Warfarin (marketed under brand names like Coumadin, Jantoven, Marevan, and Waran) is a drug that inhibits blood clotting – the formation of insoluble fibrin clots which stops bleeding. The drug is used to prevent/treat thrombosis – the formation of blood clots that can cause life threatening damage (through clogging of blood vessels).

Since the natural clotting ability is inhibited with this drug, serum concentrations elevated above the intended level can lead to severe side effects – life-threatening bleeding complications. Consequently, monitoring of patients using Warfarin is critical.

Some patients are at higher risk than others, and pharmacogenetic analysis can identify individuals that are either overly sensitive to the drug or metabolize the drug inefficiently. Both these conditions leaves the patient in risk of complications. Such patients should be monitored carefully and a reduced Warfarin dose is usually strongly recommended.

Metabolism through Cytochrome P450 (Cyp450) enzymes displays individual variation for many classes of drugs, so also for Warfarin. Cyp 450 pharmacogenetics will be covered in a separate post. This post will focus on the biochemistry of oversensitivity to Warfarin which can be described as follows:

Blood clotting is a multistep process involving a number of proteins and co-factors (see image above). Warfarin inhibits the maturation (post translational modification) of some of these proteins, clotting factors II, VII, IX and X. Unmodified, these factors will not function properly and the formation of the insoluble fibrin clot is inhibited.

The post translational modification in question is carboxylation, and it uses Vitamin K as a co-factor

image from: Vita Kbv

Vitamin K is decarboxylated in the process and needs to be recycled. The enzyme Vitamin K-epoxide reductase (VKORC) is essential in this cycle. It is this re-carboxylation by VKORC that is inhibited by Warfarin.

image from: Linus Pauling Institute, Oregon State University

Warfarin mode of action summary: more Warfarin leads to less Carboxylated Vit K. Consequently less Factor II, VII, IX and X is carboxylated and inhibition of clotting occurs.
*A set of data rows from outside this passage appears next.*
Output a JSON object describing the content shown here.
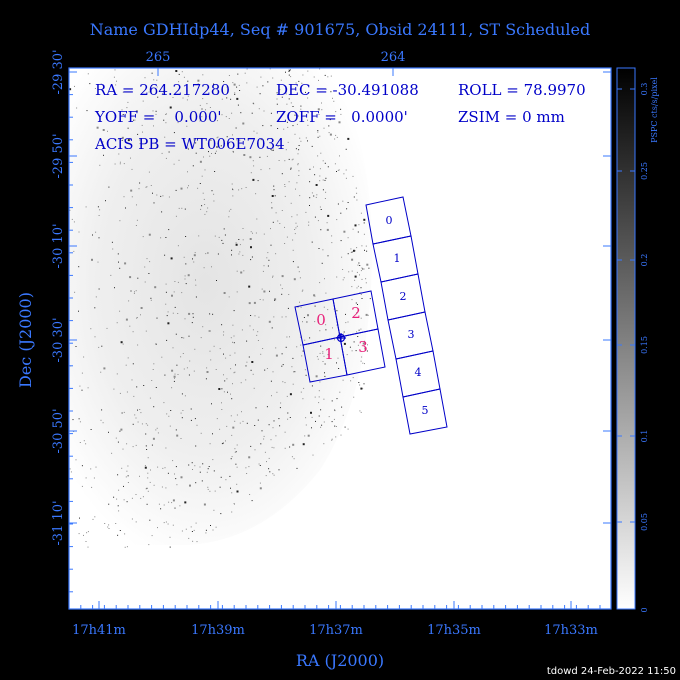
{
  "title": "Name GDHIdp44, Seq # 901675, Obsid 24111, ST Scheduled",
  "info": {
    "ra": "RA = 264.217280",
    "dec": "DEC = -30.491088",
    "roll": "ROLL = 78.9970",
    "yoff": "YOFF =    0.000'",
    "zoff": "ZOFF =   0.0000'",
    "zsim": "ZSIM = 0 mm",
    "acis": "ACIS PB = WT006E7034"
  },
  "axes": {
    "x_label": "RA (J2000)",
    "y_label": "Dec (J2000)",
    "x_ticks_bottom": [
      "17h41m",
      "17h39m",
      "17h37m",
      "17h35m",
      "17h33m"
    ],
    "x_ticks_top": [
      "265",
      "264"
    ],
    "y_ticks": [
      "-29 30'",
      "-29 50'",
      "-30 10'",
      "-30 30'",
      "-30 50'",
      "-31 10'"
    ]
  },
  "colorbar": {
    "label": "PSPC cts/s/pixel",
    "ticks": [
      "0.3",
      "0.25",
      "0.2",
      "0.15",
      "0.1",
      "0.05",
      "0"
    ]
  },
  "acis_i_chips": [
    "0",
    "1",
    "2",
    "3"
  ],
  "acis_s_chips": [
    "0",
    "1",
    "2",
    "3",
    "4",
    "5"
  ],
  "footer": "tdowd 24-Feb-2022 11:50",
  "colors": {
    "frame": "#3a78ff",
    "chips": "#0000c8",
    "acis_i_labels": "#e8207a"
  }
}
VKORC’s susceptibility for binding Warfarin varies between individuals, and this is the basis for the pharmacogenetic assays. From Wikipedia:

Polymorphisms in the vitamin K epoxide reductase complex 1 (VKORC1) gene explain 30% of the dose variation between patients: particular mutations make VKORC1 less susceptible to suppression by warfarin. There are two main haplotypes that explain 25% of variation: low-dose haplotype group (A) and a high-dose haplotype group (B). For the three combinations of the haplotypes, the mean daily maintenance dose of warfarin was:

• A/A: 2.7±0.2 mg
• A/B: 4.9±0.2 mg
• B/B: 6.2±0.3 mg

VKORC1 polymorphisms also explain why African Americans are relatively resistant to warfarin (higher proportion of group B haplotypes), while Asian Americans are more sensitive (higher proportion of group A haplotypes).VKORC1 polymorphisms lead to a more rapid achievement of a therapeutic INR, but also a shorter time to reach an INR over 4, which is associated with bleeding.

Contributing to haplotype group A is a polymorphism in the regulatory region of the VKORC-gene. The A-allele of this SNP decreases the activity of the VKORC-promoter (less mRNA – less protein – higher proportion of total VKORC protein affected) and subsequently increases Warfarin sensitivity (see OMIM for more). This polymorphism (or ones in linkage with it) is normally among the SNPs that are tested for in the lab.

To conclude, identifying individual genetic variations allow us to predict protein variations that in turn predict sensitivity to certain drugs. In the case of Warfarin such pharmacogenetic analysis can be life saving.